FDA issues warning against using epinephrine nasal solutions from BPI Labs, Endo USA

The FDA has advised health care professionals that they should not use unapproved epinephrine nasal solutions manufactured by BPI Labs LLC and Endo USA.

The FDA noted that health care professionals have confused these products with approved injectable epinephrine products designed for intravenous use, adding that these nasal solution products should never be injected intravenously.

These companies produce nasal solution and injectable products with similar packaging and containers that are difficult to distinguish from each other, the FDA warned, which may lead health care professionals to use the nasal solution in their injections.
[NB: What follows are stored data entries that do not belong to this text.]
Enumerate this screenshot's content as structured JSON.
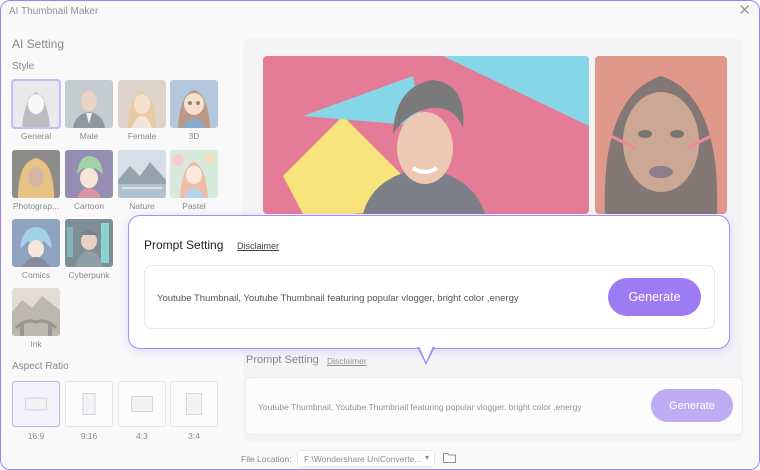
{
  "window": {
    "title": "AI Thumbnail Maker",
    "close_icon": "close-icon"
  },
  "sidebar": {
    "heading": "AI Setting",
    "style_heading": "Style",
    "styles": [
      {
        "label": "General",
        "selected": true
      },
      {
        "label": "Male"
      },
      {
        "label": "Female"
      },
      {
        "label": "3D"
      },
      {
        "label": "Photograp..."
      },
      {
        "label": "Cartoon"
      },
      {
        "label": "Nature"
      },
      {
        "label": "Pastel"
      },
      {
        "label": "Comics"
      },
      {
        "label": "Cyberpunk"
      },
      {
        "label": "Ink"
      }
    ],
    "ratio_heading": "Aspect Ratio",
    "ratios": [
      {
        "label": "16:9",
        "selected": true
      },
      {
        "label": "9:16"
      },
      {
        "label": "4:3"
      },
      {
        "label": "3:4"
      }
    ]
  },
  "prompt_background": {
    "title": "Prompt Setting",
    "disclaimer": "Disclaimer",
    "text": "Youtube Thumbnail, Youtube Thumbnail featuring popular vlogger, bright color ,energy",
    "generate": "Generate"
  },
  "prompt_popup": {
    "title": "Prompt Setting",
    "disclaimer": "Disclaimer",
    "text": "Youtube Thumbnail, Youtube Thumbnail featuring popular vlogger, bright color ,energy",
    "generate": "Generate"
  },
  "footer": {
    "file_location_label": "File Location:",
    "file_location_value": "F:\\Wondershare UniConverte...",
    "folder_icon": "folder-icon"
  },
  "colors": {
    "accent": "#9d7cf3",
    "popup_border": "#a28ff5"
  }
}
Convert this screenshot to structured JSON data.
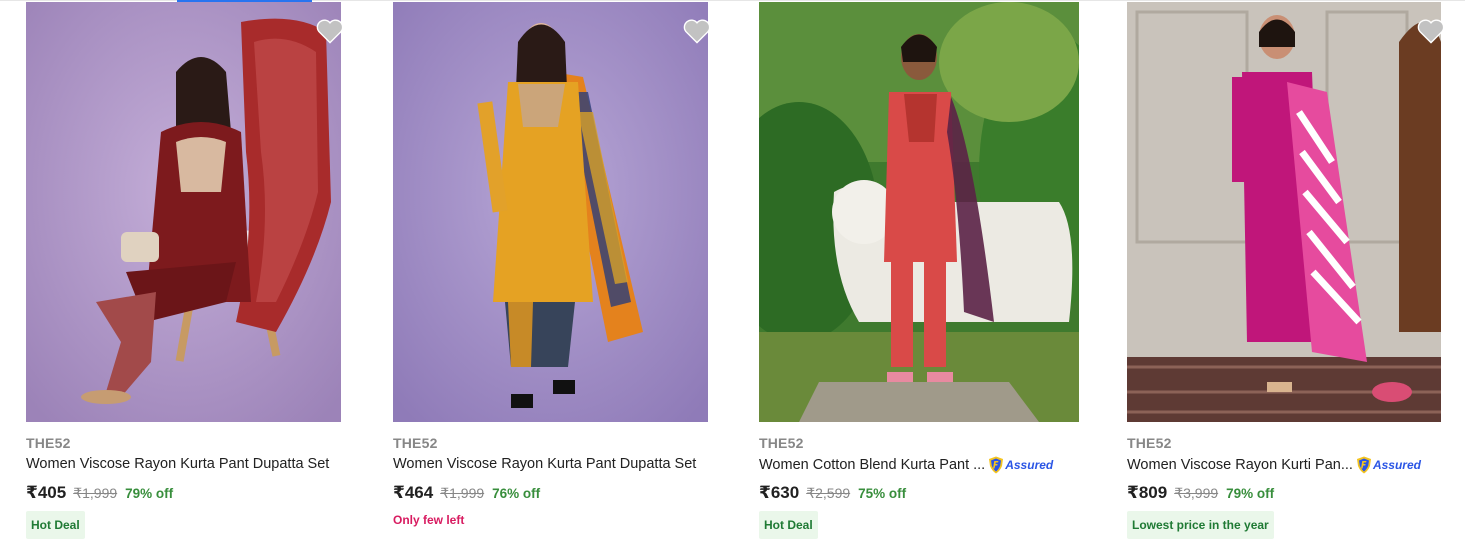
{
  "products": [
    {
      "brand": "THE52",
      "title": "Women Viscose Rayon Kurta Pant Dupatta Set",
      "assured": "",
      "price": "₹405",
      "mrp": "₹1,999",
      "off": "79% off",
      "badge": "Hot Deal",
      "few": ""
    },
    {
      "brand": "THE52",
      "title": "Women Viscose Rayon Kurta Pant Dupatta Set",
      "assured": "",
      "price": "₹464",
      "mrp": "₹1,999",
      "off": "76% off",
      "badge": "",
      "few": "Only few left"
    },
    {
      "brand": "THE52",
      "title": "Women Cotton Blend Kurta Pant ...",
      "assured": "Assured",
      "price": "₹630",
      "mrp": "₹2,599",
      "off": "75% off",
      "badge": "Hot Deal",
      "few": ""
    },
    {
      "brand": "THE52",
      "title": "Women Viscose Rayon Kurti Pan...",
      "assured": "Assured",
      "price": "₹809",
      "mrp": "₹3,999",
      "off": "79% off",
      "badge": "Lowest price in the year",
      "few": ""
    }
  ],
  "icons": {
    "wishlist": "heart-icon",
    "assured": "assured-shield-icon"
  },
  "colors": {
    "price_off": "#388e3c",
    "badge_bg": "#eaf7ea",
    "few_left": "#d81b60",
    "assured": "#2a55e5"
  }
}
Further, the FDA said that injectable solutions must be sterile, but nasal solutions do not share this requirement. Injecting nonsterile drugs may lead to infections, which may be life-threatening for some patients, the FDA continued.
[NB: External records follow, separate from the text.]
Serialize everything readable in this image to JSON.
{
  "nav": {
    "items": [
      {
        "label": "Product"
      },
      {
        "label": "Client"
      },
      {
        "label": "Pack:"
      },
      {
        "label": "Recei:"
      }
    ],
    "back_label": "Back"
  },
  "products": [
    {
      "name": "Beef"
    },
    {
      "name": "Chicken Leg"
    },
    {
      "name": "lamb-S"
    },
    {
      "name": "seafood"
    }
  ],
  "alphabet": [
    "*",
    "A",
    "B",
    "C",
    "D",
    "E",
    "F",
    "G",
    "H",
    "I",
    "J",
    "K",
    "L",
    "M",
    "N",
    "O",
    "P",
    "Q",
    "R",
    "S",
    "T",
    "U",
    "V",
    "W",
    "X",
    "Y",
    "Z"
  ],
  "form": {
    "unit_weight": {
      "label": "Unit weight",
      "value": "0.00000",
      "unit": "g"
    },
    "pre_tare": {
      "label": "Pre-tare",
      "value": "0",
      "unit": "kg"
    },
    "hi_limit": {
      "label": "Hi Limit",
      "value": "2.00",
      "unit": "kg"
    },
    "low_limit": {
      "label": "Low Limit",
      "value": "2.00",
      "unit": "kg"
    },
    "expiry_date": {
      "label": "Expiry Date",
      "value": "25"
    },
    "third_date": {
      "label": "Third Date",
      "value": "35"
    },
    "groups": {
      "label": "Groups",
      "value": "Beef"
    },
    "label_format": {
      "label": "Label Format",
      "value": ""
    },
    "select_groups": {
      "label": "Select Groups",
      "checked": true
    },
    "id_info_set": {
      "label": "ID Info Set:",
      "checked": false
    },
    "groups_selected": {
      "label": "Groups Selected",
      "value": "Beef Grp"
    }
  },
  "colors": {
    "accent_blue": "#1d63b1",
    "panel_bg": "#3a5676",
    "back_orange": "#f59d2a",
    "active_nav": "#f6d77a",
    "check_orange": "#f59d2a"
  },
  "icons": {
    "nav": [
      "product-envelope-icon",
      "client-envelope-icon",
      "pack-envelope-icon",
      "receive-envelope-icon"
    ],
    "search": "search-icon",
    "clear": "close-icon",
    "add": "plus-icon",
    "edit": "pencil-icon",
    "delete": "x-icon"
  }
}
On Dec. 20, 2024, Endo USA voluntarily recalled its unapproved Adrenalin Chloride Solution (Epinephrine Nasal Solution, USP) because of these risks for accidental injection.

On Dec. 12, 2024, the FDA recommended that BPI Labs recall its unapproved EPINEPHrine Nasal Solution and reiterated this recommendation to the company several times in follow-up communication, but the company has not yet recalled the drug.

Since 2016, the FDA has received more than 25 reports indicating confusion between unapproved epinephrine nasal solution and approved epinephrine injectable solution involving similar product labels and containers.

In 2024, the FDA received a report about a patient who received the nasal solution as an injection. The most recent adverse event reported to the FDA involved the BPI Labs’ product and its most recently revised label.

Health care professionals and patients who experience adverse events or quality problems when using medication should report them to the MedWatch Adverse Event Reporting program, the FDA said.